Très important aussi :
L’ANALYSE DE SURVIE EST UNE ENQUÊTE DE COHORTE !
Ce que tu as décrit, c’est en fait le fonctionnement de toute cohorte.
Au départ on a des parents qui sont non atteints, ils sont
soumis à un facteur de risque, et avec le temps tu vois
si ils développent ou non une maladie ou un caractère recherché.
—> ici, le caractère recherché, c’est en fait le décès. Et éventuellement, tu peux prendre 2 populations : l’une soumise au caractère que tu veux étudier, l’autre qui n’y est pas soumise. Tu
compares le nombre de survenues de l’évènement dans les 2 groupes, c’est là que tu fais le
log-rank, et tu vois si ton facteur influence (positivement ou négativement) ou pas la survenue.
—> par exemple, tu choisis une population de personnes habitant près devant centrales nucléaires, et pour faire un log-rank tu compares le nombre de décès avec une deuxième population qui n’habite pas près des centrales.
Mais
dans toute cohorte, l’ensemble de l’echantillon est soumis au facteur de risque étudié.

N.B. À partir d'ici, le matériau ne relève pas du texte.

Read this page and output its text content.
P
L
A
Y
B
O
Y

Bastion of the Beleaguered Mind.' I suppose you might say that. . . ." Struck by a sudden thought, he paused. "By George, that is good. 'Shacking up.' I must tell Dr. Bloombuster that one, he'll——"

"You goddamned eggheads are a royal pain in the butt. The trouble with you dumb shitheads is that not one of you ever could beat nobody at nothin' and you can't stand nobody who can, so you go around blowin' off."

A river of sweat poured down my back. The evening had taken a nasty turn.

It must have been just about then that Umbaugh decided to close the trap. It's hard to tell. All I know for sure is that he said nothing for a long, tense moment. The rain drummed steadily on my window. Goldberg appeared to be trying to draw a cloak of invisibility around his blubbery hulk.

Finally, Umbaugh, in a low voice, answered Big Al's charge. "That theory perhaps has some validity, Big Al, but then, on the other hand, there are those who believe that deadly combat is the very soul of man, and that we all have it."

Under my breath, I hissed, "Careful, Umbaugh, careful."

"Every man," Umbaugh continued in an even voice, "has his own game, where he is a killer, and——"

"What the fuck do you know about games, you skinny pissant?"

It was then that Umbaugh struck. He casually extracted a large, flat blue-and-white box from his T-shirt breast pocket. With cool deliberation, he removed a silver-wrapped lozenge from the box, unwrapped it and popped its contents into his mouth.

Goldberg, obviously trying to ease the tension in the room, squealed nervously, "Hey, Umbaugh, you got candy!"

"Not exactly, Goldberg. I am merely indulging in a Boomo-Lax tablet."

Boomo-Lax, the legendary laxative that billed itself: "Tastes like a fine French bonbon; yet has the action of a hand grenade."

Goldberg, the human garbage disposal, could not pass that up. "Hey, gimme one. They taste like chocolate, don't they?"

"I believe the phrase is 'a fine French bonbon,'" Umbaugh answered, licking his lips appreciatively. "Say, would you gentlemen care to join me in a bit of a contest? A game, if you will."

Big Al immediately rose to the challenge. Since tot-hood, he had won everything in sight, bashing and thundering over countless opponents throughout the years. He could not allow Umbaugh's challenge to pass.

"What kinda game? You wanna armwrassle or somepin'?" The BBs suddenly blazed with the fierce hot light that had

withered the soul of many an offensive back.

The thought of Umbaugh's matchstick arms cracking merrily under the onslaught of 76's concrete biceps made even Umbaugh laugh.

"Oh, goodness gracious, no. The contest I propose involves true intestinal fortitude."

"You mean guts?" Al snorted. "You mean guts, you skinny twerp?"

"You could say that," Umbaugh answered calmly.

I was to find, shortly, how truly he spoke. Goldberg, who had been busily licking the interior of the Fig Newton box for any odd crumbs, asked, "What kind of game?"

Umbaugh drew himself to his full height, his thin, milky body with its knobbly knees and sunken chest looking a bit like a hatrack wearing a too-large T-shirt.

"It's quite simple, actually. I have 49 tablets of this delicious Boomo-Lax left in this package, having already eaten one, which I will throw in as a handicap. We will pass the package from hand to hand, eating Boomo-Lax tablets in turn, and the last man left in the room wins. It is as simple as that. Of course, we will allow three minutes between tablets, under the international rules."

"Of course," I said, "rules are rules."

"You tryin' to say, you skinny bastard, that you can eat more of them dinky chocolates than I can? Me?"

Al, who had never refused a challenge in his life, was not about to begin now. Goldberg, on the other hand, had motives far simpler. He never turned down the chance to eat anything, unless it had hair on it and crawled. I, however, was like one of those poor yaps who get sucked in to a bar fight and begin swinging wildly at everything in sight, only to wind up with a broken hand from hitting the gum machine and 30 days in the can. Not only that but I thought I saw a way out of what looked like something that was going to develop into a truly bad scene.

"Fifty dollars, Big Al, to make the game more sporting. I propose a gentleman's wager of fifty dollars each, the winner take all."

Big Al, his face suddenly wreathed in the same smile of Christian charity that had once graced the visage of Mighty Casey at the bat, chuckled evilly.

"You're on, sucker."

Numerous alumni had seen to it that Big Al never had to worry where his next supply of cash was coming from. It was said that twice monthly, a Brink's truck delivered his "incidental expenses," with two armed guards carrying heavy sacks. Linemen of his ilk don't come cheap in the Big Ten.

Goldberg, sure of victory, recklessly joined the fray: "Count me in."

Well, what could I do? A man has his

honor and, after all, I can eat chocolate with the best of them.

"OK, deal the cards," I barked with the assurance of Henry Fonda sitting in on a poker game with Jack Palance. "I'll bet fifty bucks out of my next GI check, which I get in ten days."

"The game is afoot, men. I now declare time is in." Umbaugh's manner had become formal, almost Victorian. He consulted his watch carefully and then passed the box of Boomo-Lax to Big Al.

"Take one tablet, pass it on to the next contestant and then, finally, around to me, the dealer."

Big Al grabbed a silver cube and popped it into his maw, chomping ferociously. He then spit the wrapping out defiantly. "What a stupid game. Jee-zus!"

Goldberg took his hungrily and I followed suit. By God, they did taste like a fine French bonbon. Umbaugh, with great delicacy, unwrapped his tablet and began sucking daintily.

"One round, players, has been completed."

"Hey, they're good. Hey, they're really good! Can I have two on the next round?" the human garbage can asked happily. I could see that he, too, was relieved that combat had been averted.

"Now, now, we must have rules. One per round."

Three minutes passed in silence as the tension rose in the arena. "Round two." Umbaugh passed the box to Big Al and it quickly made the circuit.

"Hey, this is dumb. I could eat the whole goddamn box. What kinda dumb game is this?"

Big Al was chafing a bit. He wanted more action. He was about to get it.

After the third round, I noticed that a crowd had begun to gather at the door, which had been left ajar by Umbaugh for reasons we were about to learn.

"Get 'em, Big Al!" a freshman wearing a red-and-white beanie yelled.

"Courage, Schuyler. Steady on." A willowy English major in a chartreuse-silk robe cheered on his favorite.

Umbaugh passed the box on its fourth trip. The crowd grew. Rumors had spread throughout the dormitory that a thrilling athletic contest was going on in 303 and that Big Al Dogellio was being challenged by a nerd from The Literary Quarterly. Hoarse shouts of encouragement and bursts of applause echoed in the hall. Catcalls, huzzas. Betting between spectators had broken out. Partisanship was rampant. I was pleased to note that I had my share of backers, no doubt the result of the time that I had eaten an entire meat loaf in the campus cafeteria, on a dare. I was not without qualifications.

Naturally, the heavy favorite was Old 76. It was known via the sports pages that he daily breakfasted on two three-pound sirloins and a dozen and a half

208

C’est dans une enquête de type
cas-témoin que tous les sujets n’y étaient pas forcément exposés !
—> ici, on prend une population de gens
malades (pour lesquels l’événement, qui est la survenue de la maladie, s’est du coup déjà réalisé) et on regarde
dans le passé si ils ont été exposés ou non à ce facteur de risque.
Donc dans une cas-témoin, on prend des gens malades et on regarde si ils étaient exposés ; et dans une cohorte (comme l’analyse de survie), on prend toujours des personnes toutes exposées et on regarde s’ils développent la maladie/la mort/l’évènement étudié !
Tu comprends mieux ?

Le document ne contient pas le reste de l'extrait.